Read it here on the Tennessean

 

Brentwood resident Cara Finger, who launched the nonprofit My Bag My Story last week, said a duffel bag seems like a small item, but to some children in the foster care system, it symbolizes the things most valuable — self-worth, dignity and comfort during a difficult time. Her new nonprofit provides duffel bags for children who are in foster care, giving them something of their own to keep up with their belongings. Finger, who has served as a foster parent herself and has three children, two of whom were adopted, said so many innocent children are forced to cope with traumatic situations, and she wants to make it a little easier. "It wasn't until we became foster parents that I saw a child carrying a plastic sack," Finger said. "I started thinking what if I could provide them bags and got the idea to start a nonprofit. "You are taking away a child's self-respect when you give them a trash bag.

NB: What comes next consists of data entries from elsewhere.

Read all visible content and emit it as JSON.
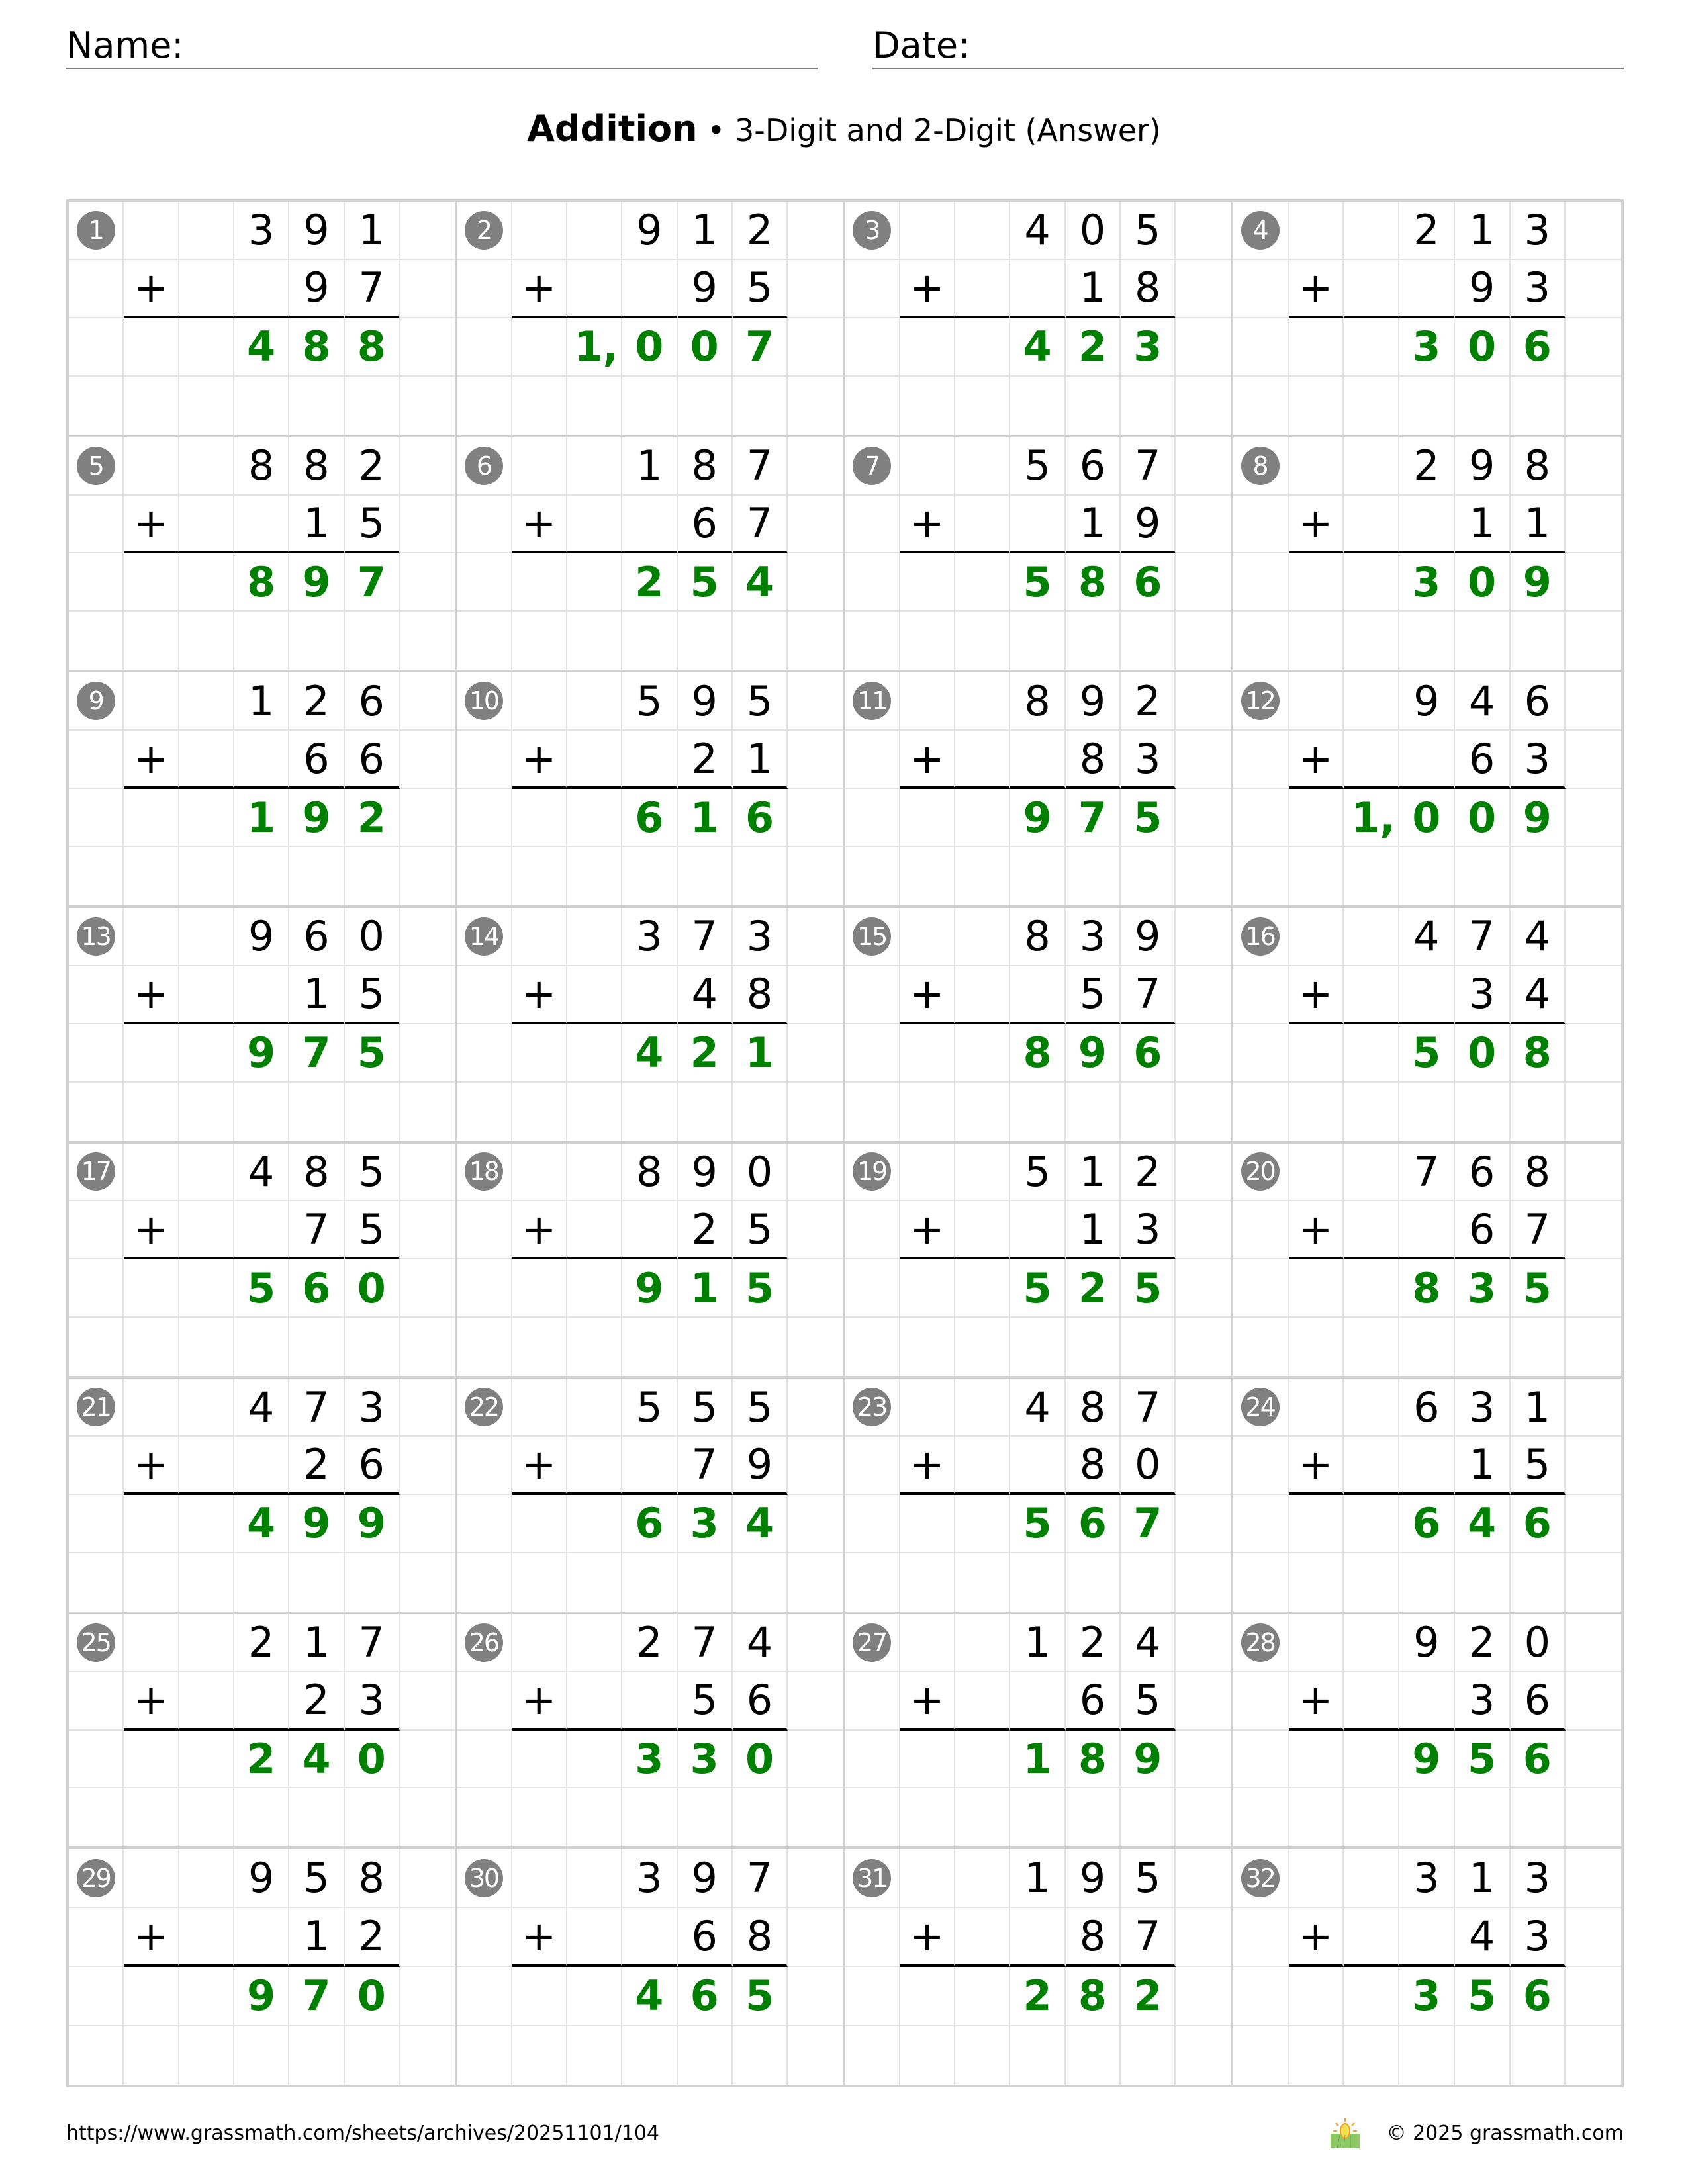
{
  "header": {
    "name_label": "Name:",
    "date_label": "Date:"
  },
  "title": {
    "main": "Addition",
    "subtitle": "• 3-Digit and 2-Digit (Answer)"
  },
  "colors": {
    "answer": "#008000",
    "badge": "#808080",
    "grid": "#d0d0d0"
  },
  "operator": "+",
  "problems": [
    {
      "n": "1",
      "top": "391",
      "bottom": "97",
      "answer": "488"
    },
    {
      "n": "2",
      "top": "912",
      "bottom": "95",
      "answer": "1,007"
    },
    {
      "n": "3",
      "top": "405",
      "bottom": "18",
      "answer": "423"
    },
    {
      "n": "4",
      "top": "213",
      "bottom": "93",
      "answer": "306"
    },
    {
      "n": "5",
      "top": "882",
      "bottom": "15",
      "answer": "897"
    },
    {
      "n": "6",
      "top": "187",
      "bottom": "67",
      "answer": "254"
    },
    {
      "n": "7",
      "top": "567",
      "bottom": "19",
      "answer": "586"
    },
    {
      "n": "8",
      "top": "298",
      "bottom": "11",
      "answer": "309"
    },
    {
      "n": "9",
      "top": "126",
      "bottom": "66",
      "answer": "192"
    },
    {
      "n": "10",
      "top": "595",
      "bottom": "21",
      "answer": "616"
    },
    {
      "n": "11",
      "top": "892",
      "bottom": "83",
      "answer": "975"
    },
    {
      "n": "12",
      "top": "946",
      "bottom": "63",
      "answer": "1,009"
    },
    {
      "n": "13",
      "top": "960",
      "bottom": "15",
      "answer": "975"
    },
    {
      "n": "14",
      "top": "373",
      "bottom": "48",
      "answer": "421"
    },
    {
      "n": "15",
      "top": "839",
      "bottom": "57",
      "answer": "896"
    },
    {
      "n": "16",
      "top": "474",
      "bottom": "34",
      "answer": "508"
    },
    {
      "n": "17",
      "top": "485",
      "bottom": "75",
      "answer": "560"
    },
    {
      "n": "18",
      "top": "890",
      "bottom": "25",
      "answer": "915"
    },
    {
      "n": "19",
      "top": "512",
      "bottom": "13",
      "answer": "525"
    },
    {
      "n": "20",
      "top": "768",
      "bottom": "67",
      "answer": "835"
    },
    {
      "n": "21",
      "top": "473",
      "bottom": "26",
      "answer": "499"
    },
    {
      "n": "22",
      "top": "555",
      "bottom": "79",
      "answer": "634"
    },
    {
      "n": "23",
      "top": "487",
      "bottom": "80",
      "answer": "567"
    },
    {
      "n": "24",
      "top": "631",
      "bottom": "15",
      "answer": "646"
    },
    {
      "n": "25",
      "top": "217",
      "bottom": "23",
      "answer": "240"
    },
    {
      "n": "26",
      "top": "274",
      "bottom": "56",
      "answer": "330"
    },
    {
      "n": "27",
      "top": "124",
      "bottom": "65",
      "answer": "189"
    },
    {
      "n": "28",
      "top": "920",
      "bottom": "36",
      "answer": "956"
    },
    {
      "n": "29",
      "top": "958",
      "bottom": "12",
      "answer": "970"
    },
    {
      "n": "30",
      "top": "397",
      "bottom": "68",
      "answer": "465"
    },
    {
      "n": "31",
      "top": "195",
      "bottom": "87",
      "answer": "282"
    },
    {
      "n": "32",
      "top": "313",
      "bottom": "43",
      "answer": "356"
    }
  ],
  "footer": {
    "url": "https://www.grassmath.com/sheets/archives/20251101/104",
    "copyright": "© 2025 grassmath.com",
    "logo_icon": "sun-grass-logo-icon"
  }
}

Sometimes the only thing kids have control over is their stuff." Finger has seen firsthand the comfort such a small token can provide. " I heard about a child at DCS justlast week who had been in six or seven foster homes. She was upset because she felt disorganized," she said. "But once she was able to organize her fall clothes and summer clothes in two different bags, she said, 'I feel so much better.' That's the only thing she had control over." 'I might have been like others waiting to be adopted' Finger said she was lucky. At 2 months old, she was adopted by loving parents and has lived a happy, secure life. However, she remains keenly aware that many other children are waiting — for an uncertain amount of time — to reunite with their families or to be adopted, while in the foster care system. "I know if I had not been adopted when I was two months old and had two loving parents, I might have been like (the hundreds of thousands of children) today waiting to be adopted," Finger said. According to the U.S. Department of Health & Human Services Children's Bureau, 125,000 children were waiting to be adopted, while 437,000 were in foster care in 2018.